The API is calculated using student's individual test scores as well as the subgroup test scores (i.e. male/female, African-America, Hispanic, Asian, etc.).

All students in grades 2-5 are required to take the CST, though some of the classes at our school were required to take the CST and the CAT6. At our school even the K-1 students (I taught first) were required to take the CAT6 but their scores did not count in the overall calculation of API.

Don't put too much weight on the API scores though. Ask a lot of questions. Stay away from any school that is a PI school (Program Improvement). These schools have not met their targeted scores for either the entire school or the sub-groups. The further you get on the PI scale (1-5) the more governmental involvement and requirements get thrust upon the kid until you reach the highest level and the government takes over. When I left our school we were a PI3 (I worked in South LA but many schools are PI unfortunately). You can't always tell if a school is a PI school though, so make sure you ask or look it up if you can.

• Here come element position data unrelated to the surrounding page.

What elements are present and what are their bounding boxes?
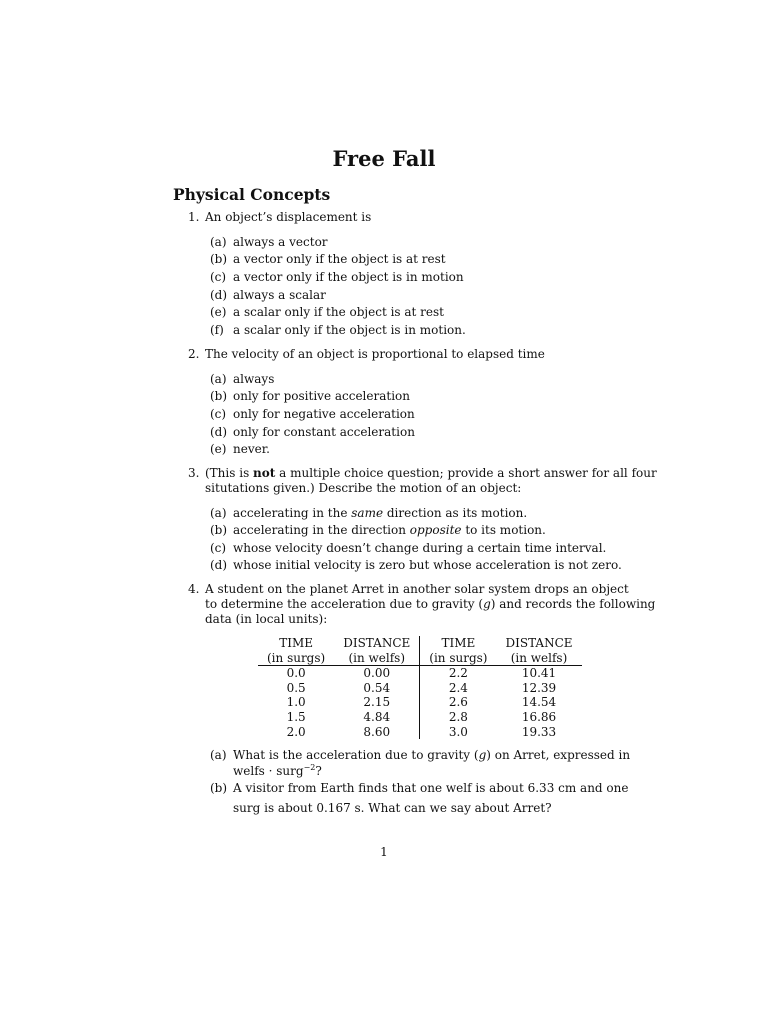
table-cell: 2.8 <box>448 709 468 724</box>
option-text-part: accelerating in the direction <box>233 523 410 537</box>
exponent: −2 <box>303 763 316 772</box>
option-text: whose velocity doesn’t change during a certain time interval. <box>233 541 607 555</box>
subquestion-text-line-1 <box>233 748 630 762</box>
column-header: DISTANCE <box>334 636 420 651</box>
option-label: (e) <box>210 442 227 456</box>
option-label: (b) <box>210 523 228 537</box>
subquestion-label: (a) <box>210 748 227 762</box>
section-title: Physical Concepts <box>173 185 331 204</box>
subquestion-text: ? <box>315 764 322 778</box>
option-text: only for constant acceleration <box>233 425 415 439</box>
gravity-symbol: g <box>483 597 491 611</box>
table-cell: 0.5 <box>286 680 306 695</box>
page-number: 1 <box>380 845 388 859</box>
option-text-part: to its motion. <box>461 523 546 537</box>
column-units: (in welfs) <box>334 651 420 666</box>
option-text <box>233 506 527 520</box>
option-emphasis: same <box>351 506 384 520</box>
option-emphasis: opposite <box>409 523 462 537</box>
table-cell: 12.39 <box>521 680 557 695</box>
option-text: only for negative acceleration <box>233 407 415 421</box>
question-number: 3. <box>188 466 200 480</box>
subquestion-text-line-2: surg is about 0.167 s. What can we say about Arret? <box>233 801 552 815</box>
table-cell: 10.41 <box>521 666 557 681</box>
subquestion-text-line-2 <box>233 763 322 778</box>
question-stem-line-3: data (in local units): <box>205 612 328 626</box>
option-label: (a) <box>210 235 227 249</box>
option-label: (d) <box>210 558 228 572</box>
option-text: always <box>233 372 275 386</box>
column-units: (in surgs) <box>258 651 334 666</box>
gravity-symbol: g <box>478 748 487 762</box>
table-cell: 14.54 <box>521 695 557 710</box>
page-title: Free Fall <box>332 146 436 171</box>
stem-text: a multiple choice question; provide a short answer for all four <box>275 466 657 480</box>
question-stem: An object’s displacement is <box>205 210 372 224</box>
option-text: a scalar only if the object is at rest <box>233 305 444 319</box>
table-row <box>258 666 582 681</box>
stem-text: ) and records the following <box>490 597 656 611</box>
table-cell: 4.84 <box>334 710 420 725</box>
option-label: (c) <box>210 541 227 555</box>
table-row <box>258 695 582 710</box>
table-cell: 1.5 <box>286 709 306 724</box>
question-number: 1. <box>188 210 200 224</box>
option-text-part: accelerating in the <box>233 506 352 520</box>
question-number: 4. <box>188 582 200 596</box>
question-stem-line-2 <box>205 597 655 611</box>
table-cell: 0.00 <box>334 666 420 681</box>
table-cell: 8.60 <box>334 725 420 740</box>
table-cell: 2.15 <box>334 695 420 710</box>
option-text: a scalar only if the object is in motion. <box>233 323 466 337</box>
data-table <box>258 636 582 739</box>
option-label: (a) <box>210 506 227 520</box>
column-header: DISTANCE <box>505 636 573 650</box>
table-cell: 2.2 <box>448 666 468 681</box>
question-stem-line-1: A student on the planet Arret in another solar system drops an object <box>205 582 629 596</box>
table-row <box>258 710 582 725</box>
question-stem: The velocity of an object is proportional to elapsed time <box>205 347 545 361</box>
table-cell: 2.4 <box>448 680 468 695</box>
question-stem-line-1 <box>205 466 657 480</box>
subquestion-text: What is the acceleration due to gravity ( <box>233 748 479 762</box>
option-label: (b) <box>210 389 228 403</box>
option-label: (a) <box>210 372 227 386</box>
option-label: (d) <box>210 288 228 302</box>
option-label: (c) <box>210 407 227 421</box>
stem-text: (This is <box>205 466 254 480</box>
subquestion-label: (b) <box>210 781 228 795</box>
table-row <box>258 725 582 740</box>
option-label: (c) <box>210 270 227 284</box>
option-text-part: direction as its motion. <box>383 506 528 520</box>
table-header-row <box>258 636 582 651</box>
question-number: 2. <box>188 347 200 361</box>
option-text: a vector only if the object is in motion <box>233 270 464 284</box>
table-row <box>258 681 582 696</box>
table-cell: 0.54 <box>334 681 420 696</box>
stem-bold-text: not <box>253 466 276 480</box>
table-cell: 0.0 <box>286 666 306 681</box>
table-cell: 2.6 <box>448 695 468 710</box>
option-label: (d) <box>210 425 228 439</box>
column-header: TIME <box>441 636 476 650</box>
option-text: always a vector <box>233 235 328 249</box>
subquestion-text: welfs · surg <box>233 764 304 778</box>
option-text: only for positive acceleration <box>233 389 410 403</box>
question-stem-line-2: situtations given.) Describe the motion of an object: <box>205 481 522 495</box>
column-header: TIME <box>279 636 313 650</box>
option-label: (b) <box>210 252 228 266</box>
stem-text: to determine the acceleration due to gravity ( <box>205 597 484 611</box>
option-label: (f) <box>210 323 224 337</box>
table-cell: 1.0 <box>286 695 306 710</box>
table-units-row <box>258 651 582 666</box>
option-label: (e) <box>210 305 227 319</box>
option-text: always a scalar <box>233 288 326 302</box>
column-units: (in surgs) <box>420 651 497 666</box>
subquestion-text: ) on Arret, expressed in <box>486 748 631 762</box>
option-text: a vector only if the object is at rest <box>233 252 446 266</box>
option-text: never. <box>233 442 270 456</box>
table-cell: 19.33 <box>521 724 557 739</box>
subquestion-text-line-1: A visitor from Earth finds that one welf is about 6.33 cm and one <box>233 781 629 795</box>
table-cell: 3.0 <box>448 724 468 739</box>
table-cell: 2.0 <box>286 724 306 739</box>
option-text <box>233 523 546 537</box>
column-units: (in welfs) <box>496 651 581 666</box>
option-text: whose initial velocity is zero but whose acceleration is not zero. <box>233 558 622 572</box>
table-cell: 16.86 <box>521 709 557 724</box>
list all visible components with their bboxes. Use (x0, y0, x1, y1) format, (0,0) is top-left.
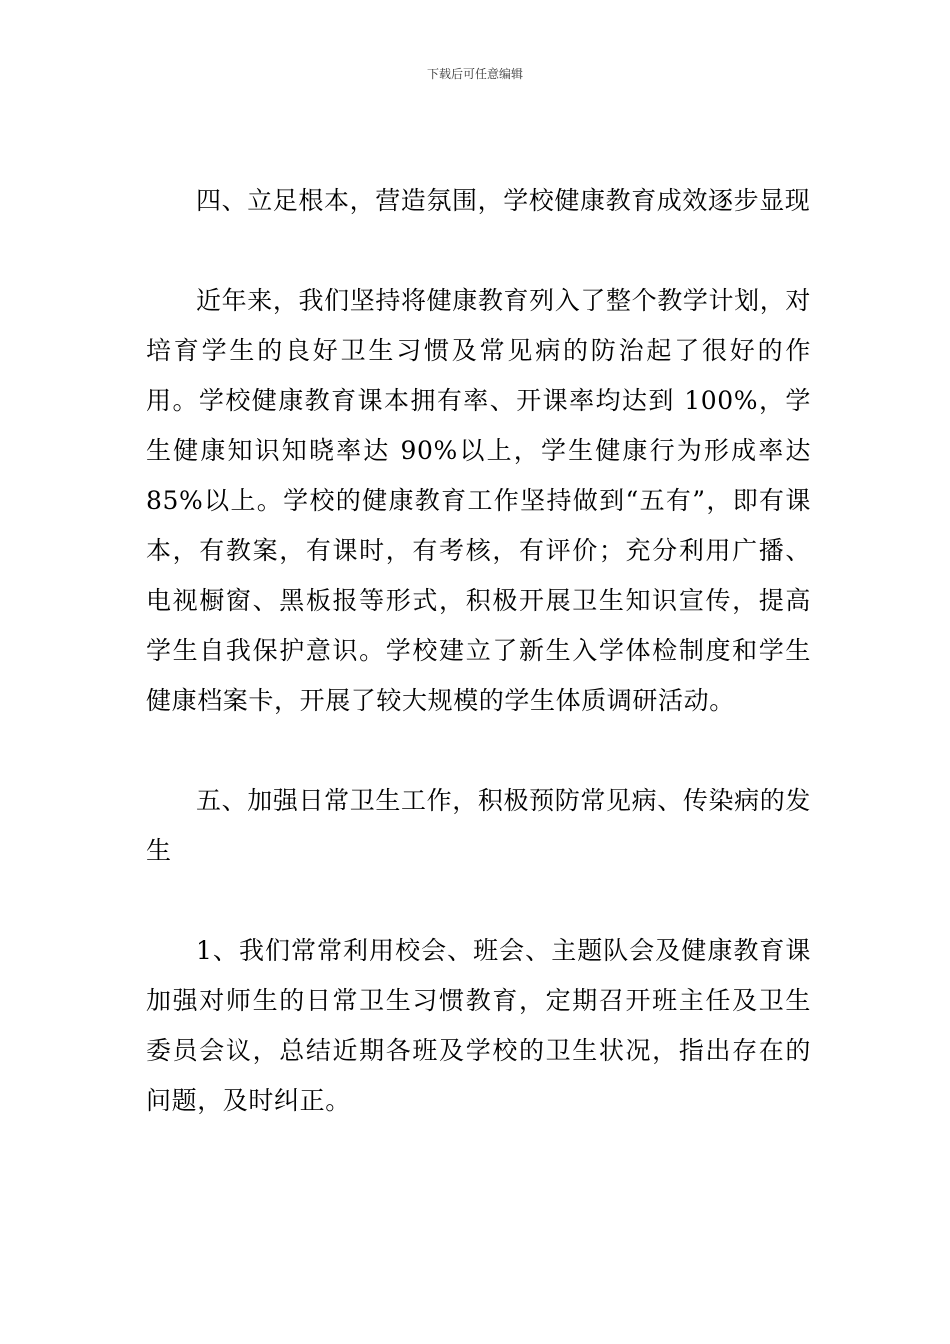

I would also caution you to ask what the test-prep schedule is like. At our school, starting in January, we were required to devote 90 minutes of our instructional day to test-prep activities...for a test that wasn't until May. That meant that I lost 90 minutes every day of precious teaching time, and our scores didn't even count. Many teachers claim that they can't teach what they're supposed to teach anymore, because everyone is so worried about scoring high enough on the tests. It puts a lot of stress on everyone, from the teachers to the students.

If you do choose a private school, your kids may be exempt from all that testing nonsense. I went to private, catholic school for 12 years, and while we took standardized tests, the tests don't count in the way that the tests for public schools do, and our teachers were actually able to teach. My mom is currently a principal at one and it is similar there.